Tarımsal üretim için aile işgücü temelinde küçük ve orta ölçekli tarım işletmeleri gereğince desteklenmiyor
Bunun sonucu olarak ziraî üretim kişi başına artmadığı için ülke kırmızı etten tahıl ve baklagil eserlerine kadar ithalatçı bir ülke durumuna düşmüş, tarımda bağımsızlık yitirilmiş. Para kazanamayan çiftçiler ziraî üretimden vazgeçmeye başlamışlar. Tarım kesiti, gençlerin kente göç etmesiyle yaşlı sayılan insanlara kalmış.
Yoksullar için sadaka iktisadı uygulanıyor
Sadaka iktisadı sonunda yoksulluk o denli bir basamağa gelmiş ki bırakınız ucuz ekmek ve et kuyruklarını, lokal örgütler halk lokantaları açmış. Bazıları buna “dayanışmanın erdemi” diyor.
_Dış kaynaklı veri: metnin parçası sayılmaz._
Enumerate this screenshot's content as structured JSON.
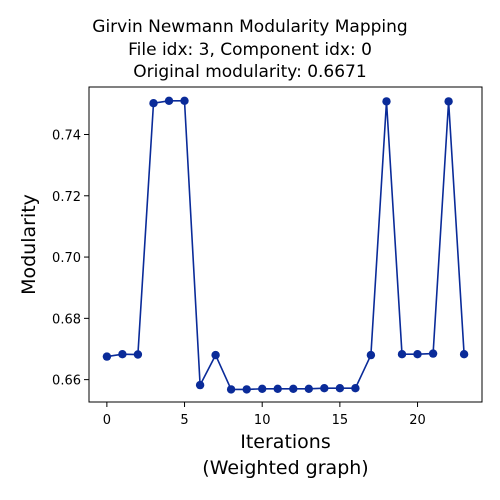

Elbette hoş. Fakat bu durum, bir yandan geldiğimiz bu noktanın ne kadar katlanılmaz ve utanılması gereken bir görünüm olduğunu göstermiyor mu?
Şimdi geldiğimiz noktada sorulacak soru şu?
Acaba bu durum dışa bağımlı bir kapitalist iktisadın sonucu olabilir mi?
Bu kapsamda artık “Kapitalist sistemin tekelleşmeyi, tefeciliği, manipülasyonu, üretim, emek ve ticaretten daha çok, paradan para kazanmayı ödüllendirdiğini, yoksulu daha da yoksullaştırdığını, zalimi güçlendirdiğini, bu sistemin kederlere derman olamayacağını, insanlığa refah, huzur ve adalet getirmeyeceğini” söylesem ne dersiniz?
Bu olumsuz durumdan kamu yüklü bir iktisatla çıkış yolları aramak gerekli değil mi?